In this spirit, German artist and founder of the Fluxus art movement, Wolf Vostell, famously encased a Cadillac in concrete in a piece titled "Concrete Traffic" (1970), one of his early so-called Happenings. Later, in 1987, he also put two Cadillacs in concrete in Berlin ("Concrete Cadillacs").  

Andy Warhol Car Crash
Andy Warhol's 'Car Crash' deconstructed the allure of the automobileImage: Imago

Monuments of mobility

Artists have not only seen cars as an inspiration for art, but have been given artistic license to use cars as a canvass for their creations.

The American sculptor Alexander Calder, for instance, was the first to paint a BMW Art Car in 1975. Artists from Roy Liechtenstein to Andy Warhol and Esther Mahlangu have gone on to create such signature art cars. The BMW that South African artist Mahlangu painted in 1991 was solely an exhibit and was never driven.

Esther Mahlangu turned this BMW into a canvass for art that was never driven
Esther Mahlangu turned this BMW into a canvass for art that was never drivenImage: picture-alliance/Photoshot

Meanwhile, the car has an increasingly conflicted role in modern art. In 1999, the Swiss artist Pipilotti Rist created a video installation, "Ever is Over All," in which a young woman runs down the street and smashes the windows of a parked car with a bouquet of flowers. It has been said that the now-iconic scene was borrowed by Beyoncé in the film clip for her 2016 song, "Hold Up."

Automobile vandalism is also the theme in Sarah Lucas's "Car Park" (1997), the British artist having placed a car with broken windows and glass still on the floor in the Museum Ludwig in Cologne - on the wall behind was a series of her photos, "Concrete Void," which were all taken in a London multi-story car park.

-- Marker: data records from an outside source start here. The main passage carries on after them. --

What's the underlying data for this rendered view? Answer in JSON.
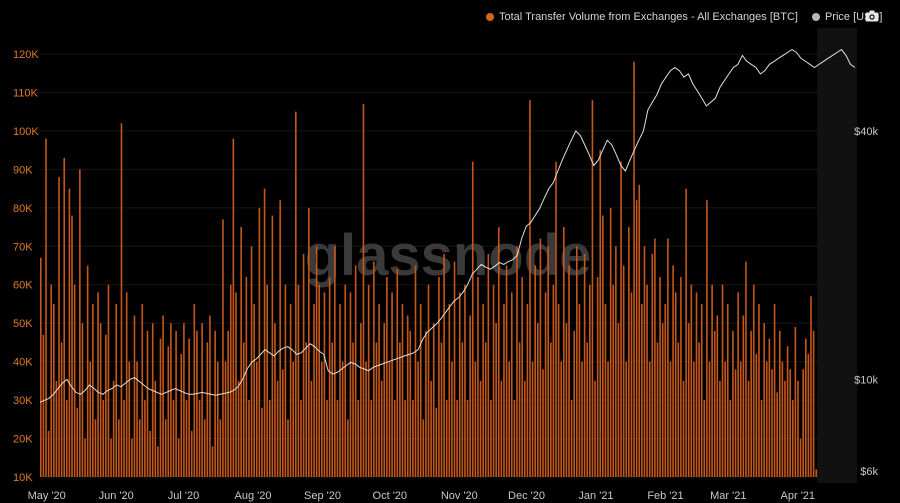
{
  "chart_data": {
    "type": "bar",
    "title": "",
    "watermark": "glassnode",
    "legend": [
      {
        "name": "Total Transfer Volume from Exchanges - All Exchanges [BTC]",
        "color": "#d9641d"
      },
      {
        "name": "Price [USD]",
        "color": "#b9b9b9"
      }
    ],
    "left_axis": {
      "ticks": [
        "120K",
        "110K",
        "100K",
        "90K",
        "80K",
        "70K",
        "60K",
        "50K",
        "40K",
        "30K",
        "20K",
        "10K"
      ],
      "ylim": [
        10000,
        120000
      ]
    },
    "right_axis": {
      "scale": "log",
      "ticks": [
        "$40k",
        "$10k",
        "$6k"
      ],
      "ylim": [
        5800,
        65000
      ]
    },
    "x_axis": {
      "ticks": [
        "May '20",
        "Jun '20",
        "Jul '20",
        "Aug '20",
        "Sep '20",
        "Oct '20",
        "Nov '20",
        "Dec '20",
        "Jan '21",
        "Feb '21",
        "Mar '21",
        "Apr '21"
      ],
      "range": [
        "2020-04-28",
        "2021-04-10"
      ]
    },
    "volume_btc": [
      67000,
      47000,
      98000,
      22000,
      60000,
      55000,
      35000,
      88000,
      45000,
      93000,
      30000,
      85000,
      78000,
      60000,
      28000,
      90000,
      50000,
      20000,
      65000,
      40000,
      55000,
      25000,
      58000,
      50000,
      30000,
      47000,
      60000,
      20000,
      35000,
      55000,
      25000,
      102000,
      30000,
      58000,
      40000,
      20000,
      52000,
      40000,
      25000,
      55000,
      30000,
      48000,
      22000,
      50000,
      35000,
      18000,
      46000,
      52000,
      25000,
      44000,
      50000,
      30000,
      48000,
      20000,
      42000,
      50000,
      30000,
      46000,
      22000,
      55000,
      48000,
      30000,
      50000,
      25000,
      45000,
      52000,
      18000,
      48000,
      40000,
      25000,
      77000,
      40000,
      48000,
      60000,
      98000,
      58000,
      35000,
      75000,
      45000,
      62000,
      30000,
      70000,
      55000,
      40000,
      80000,
      28000,
      85000,
      60000,
      30000,
      78000,
      50000,
      35000,
      82000,
      38000,
      60000,
      25000,
      55000,
      40000,
      105000,
      60000,
      30000,
      68000,
      45000,
      80000,
      35000,
      55000,
      70000,
      60000,
      40000,
      58000,
      30000,
      62000,
      45000,
      70000,
      30000,
      55000,
      40000,
      60000,
      25000,
      58000,
      45000,
      65000,
      30000,
      50000,
      107000,
      40000,
      60000,
      30000,
      66000,
      45000,
      55000,
      35000,
      50000,
      62000,
      40000,
      58000,
      30000,
      64000,
      45000,
      55000,
      30000,
      52000,
      48000,
      30000,
      65000,
      40000,
      55000,
      25000,
      48000,
      60000,
      35000,
      50000,
      28000,
      62000,
      45000,
      68000,
      30000,
      55000,
      40000,
      66000,
      30000,
      58000,
      45000,
      60000,
      30000,
      52000,
      92000,
      40000,
      62000,
      35000,
      55000,
      45000,
      68000,
      30000,
      60000,
      50000,
      75000,
      35000,
      55000,
      65000,
      40000,
      58000,
      30000,
      70000,
      45000,
      62000,
      35000,
      55000,
      108000,
      40000,
      65000,
      50000,
      72000,
      38000,
      58000,
      70000,
      45000,
      60000,
      92000,
      55000,
      40000,
      75000,
      50000,
      65000,
      30000,
      48000,
      70000,
      55000,
      40000,
      68000,
      45000,
      60000,
      108000,
      35000,
      62000,
      95000,
      78000,
      55000,
      40000,
      80000,
      60000,
      70000,
      50000,
      92000,
      65000,
      40000,
      75000,
      58000,
      118000,
      82000,
      86000,
      55000,
      70000,
      60000,
      40000,
      68000,
      72000,
      45000,
      62000,
      50000,
      55000,
      72000,
      40000,
      65000,
      58000,
      45000,
      62000,
      35000,
      85000,
      50000,
      60000,
      40000,
      58000,
      45000,
      55000,
      30000,
      82000,
      40000,
      60000,
      48000,
      52000,
      35000,
      60000,
      40000,
      55000,
      30000,
      48000,
      38000,
      58000,
      40000,
      52000,
      66000,
      35000,
      48000,
      60000,
      42000,
      55000,
      30000,
      50000,
      40000,
      46000,
      38000,
      55000,
      32000,
      48000,
      40000,
      35000,
      44000,
      38000,
      30000,
      49000,
      35000,
      20000,
      38000,
      46000,
      42000,
      57000,
      48000,
      12000
    ],
    "price_usd": [
      8800,
      8900,
      9000,
      9200,
      9500,
      9800,
      10000,
      9600,
      9300,
      9200,
      9400,
      9700,
      9500,
      9300,
      9200,
      9400,
      9500,
      9700,
      9600,
      9800,
      10000,
      10100,
      9900,
      9700,
      9500,
      9400,
      9300,
      9200,
      9300,
      9400,
      9500,
      9400,
      9300,
      9200,
      9200,
      9250,
      9300,
      9250,
      9200,
      9150,
      9200,
      9250,
      9300,
      9400,
      9600,
      10000,
      10600,
      11000,
      11200,
      11500,
      11800,
      11600,
      11400,
      11700,
      11900,
      12000,
      11800,
      11500,
      11600,
      11900,
      12200,
      12000,
      11700,
      11500,
      10500,
      10300,
      10400,
      10600,
      10800,
      11000,
      10900,
      10700,
      10600,
      10500,
      10700,
      10800,
      10900,
      11000,
      11100,
      11200,
      11300,
      11400,
      11500,
      11600,
      11800,
      12500,
      13000,
      13300,
      13600,
      14000,
      14500,
      15000,
      15500,
      15800,
      16300,
      17000,
      18000,
      18500,
      19000,
      18700,
      18500,
      18800,
      19200,
      19000,
      19300,
      19500,
      20000,
      22000,
      23500,
      24000,
      25000,
      26000,
      27500,
      29000,
      30000,
      32000,
      34000,
      36000,
      38000,
      40000,
      39000,
      37000,
      35000,
      33000,
      34000,
      36000,
      38000,
      37000,
      35000,
      33000,
      32000,
      34000,
      36000,
      38000,
      40000,
      45000,
      47000,
      49000,
      52000,
      54000,
      56000,
      57000,
      56000,
      54000,
      55000,
      52000,
      50000,
      48000,
      46000,
      47000,
      48000,
      51000,
      53000,
      55000,
      57000,
      58000,
      61000,
      59000,
      58000,
      57000,
      55000,
      56000,
      58000,
      59000,
      60000,
      61000,
      62000,
      63000,
      62000,
      60000,
      59000,
      58000,
      57000,
      58000,
      59000,
      60000,
      61000,
      62000,
      63000,
      61000,
      58000,
      57000
    ]
  }
}
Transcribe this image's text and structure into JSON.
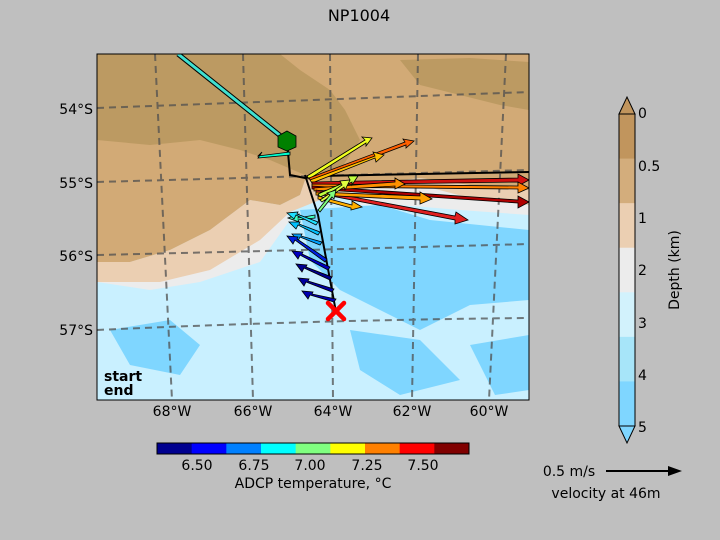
{
  "title": "NP1004",
  "map": {
    "lat_ticks": [
      {
        "label": "54°S",
        "value": -54
      },
      {
        "label": "55°S",
        "value": -55
      },
      {
        "label": "56°S",
        "value": -56
      },
      {
        "label": "57°S",
        "value": -57
      }
    ],
    "lon_ticks": [
      {
        "label": "68°W",
        "value": -68
      },
      {
        "label": "66°W",
        "value": -66
      },
      {
        "label": "64°W",
        "value": -64
      },
      {
        "label": "62°W",
        "value": -62
      },
      {
        "label": "60°W",
        "value": -60
      }
    ],
    "legend": {
      "start_label": "start",
      "start_color": "#008000",
      "end_label": "end",
      "end_color": "#ff0000"
    },
    "land_color": "#bc9a62",
    "shelf_color": "#d2aa76",
    "deep_color": "#c9f0ff",
    "deepest_color": "#7fd6ff"
  },
  "depth_bar": {
    "label": "Depth (km)",
    "ticks": [
      "0",
      "0.5",
      "1",
      "2",
      "3",
      "4",
      "5"
    ],
    "colors": [
      "#c1955d",
      "#d3ad7c",
      "#ebcfb2",
      "#ececec",
      "#d2f2fc",
      "#a7e5f9",
      "#7fd6ff"
    ]
  },
  "temp_bar": {
    "label": "ADCP temperature, °C",
    "ticks": [
      "6.50",
      "6.75",
      "7.00",
      "7.25",
      "7.50"
    ],
    "colors": [
      "#00008f",
      "#0000ff",
      "#0080ff",
      "#00ffff",
      "#80ff80",
      "#ffff00",
      "#ff8000",
      "#ff0000",
      "#800000"
    ]
  },
  "scale_arrow": {
    "speed_label": "0.5 m/s",
    "caption": "velocity at 46m"
  },
  "track": {
    "start": {
      "lon": -64.8,
      "lat": -54.45
    },
    "end": {
      "lon": -63.9,
      "lat": -56.75
    }
  }
}
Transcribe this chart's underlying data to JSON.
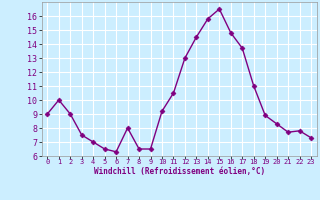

In 2005, Austrian artist Erwin Wurm created an overweight Porsche, his now-famous "Convertible Fat Car"
Austrian artist Erwin Wurm's "Convertible Fat Car" Image: picture-alliance ZUMAPRESS/C. Faga

Later in 2005, Austrian artist Erwin Wurm created an overweight Porsche, his now-famous "Convertible Fat Car" criticizing the cult of cars as status objects.

“Das Auto in der Kunst. Rasende Leidenschaft” (The car in art: speeding passion") runs July 15 until November 5, 2017 at Art Gallery Emden.